Overview
XML Web Service is a programmable entity that provides special functional elements, such as application logic, and can use ubiquitous Internet standards such as XML and HTTP to access many potentially different systems. XML Web Services rely on the wide acceptance of XML and other Internet standards to use them to create infrastructure that supports application interoperability, resolving many problems that previously hindered interoperability.
XML Web Services can be used in a single application or by many applications on the Internet. Because an XML Web Service can be accessed through a standard interface, it allows multiple different systems to collaborate for a single network computing.
XML Web Services do not pursue code portability, but provide a feasible solution to enhance data and system interoperability. XML Web Services use XML-based messages as a basic data communication method and build bridges between systems using different component models, operating systems, and programming languages. Developers can use the same method as when using components to create a distributed application to create an application that can assemble XML Web Services from different sources.
One of the core features of XML Web Services is the high abstraction between implementation and use of services. By using XML-based messages as a mechanism to create and access services, XML Web Service customers and XML Web Service Providers, apart from the input, output, and address, you do not need to know each other.
XML Web Services can usher in a new era of distributed application development. There is no longer a battle between object models or a beauty contest between program languages. When systems are tightly coupled with proprietary infrastructure, this is at the cost of compromising application interoperability. XML Web Services provide interoperability at a new level, completely denying the competition between reverse systems. As a revolutionary advance in the Internet, XML Web Services will become the basic structure for connecting all computers.
Simple Service
The most basic solution for implementing XML Web Services is to provide some basic functional modules for customers to use. For example, the challenge for an e-commerce application is to calculate the charges for different freight methods. Such applications need to obtain the current transportation cost form from each freight company in these calculations.
Applications can use standard transmission protocols such as HTTP to send a simple XML-based message to the XML Web Service that calculates freight costs over the Internet. This message may provide the weight and size of the package, the shipping point and the receiving point, and other parameters such as the service level. The shipper's XML Web Service then uses the latest price list to calculate the shipping cost, and uses a simple XML-based response message to return this number to call the application, to calculate the customer's total cost.
Application Integration
You can use XML Web Services to integrate existing applications that appear completely different in an integrated manner. Each department of most companies has customized software to generate a series of useful but isolated data islands and business logic. Given the changing environment of each application and the changing nature of technology, it is imperative to create a collection of functions from these applications.
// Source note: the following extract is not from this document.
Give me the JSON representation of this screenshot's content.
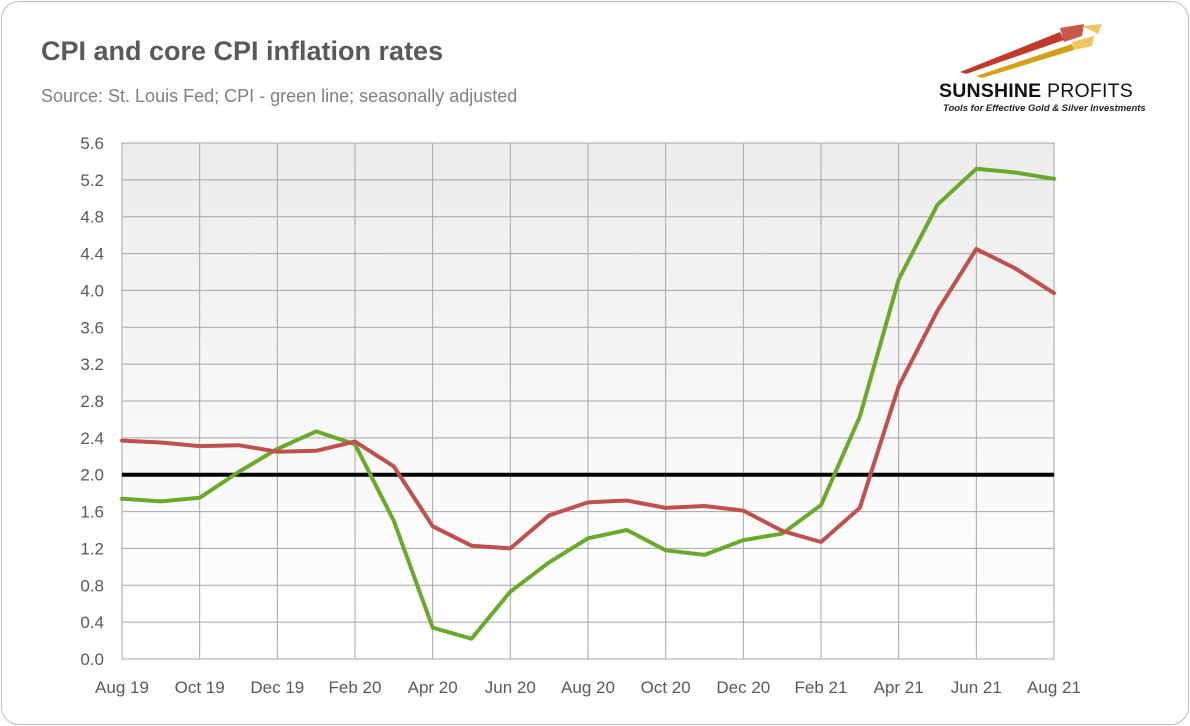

Using XML Web Services, you may expose the data and functions of existing applications as an XML Web Service. Then you can create an integrated application and use the XML Web Service set to enhance interoperability between the components of the application.
Workflow Solution
The XML Web Service provides an extremely powerful mechanism for applications to create end-to-end workflow solutions. Such a solution is suitable for long-term business-to-business transactions.
The BizTalk framework provides an additional protocol layer that defines mechanisms for identifying and Publishing messages, defines their lifecycles, and encapsulates them (usually with attachments ), securely deliver them to the destination and ensure the security of authentication, integrity, and confidential content.
Microsoft BizTalk Server provides infrastructure and tools for routing, transformation, and record infrastructure for rule-based business documents. This infrastructure enables companies to integrate, manage, and automate business processing using exchange business documents (such as procurement orders and invoices) from their internal or other organizations.
BizTalk Orchestration is a technology that includes the BizTalk Server used to define the status of a single XML Web Service and the composition of XML Web Services used to build multi-part business processing.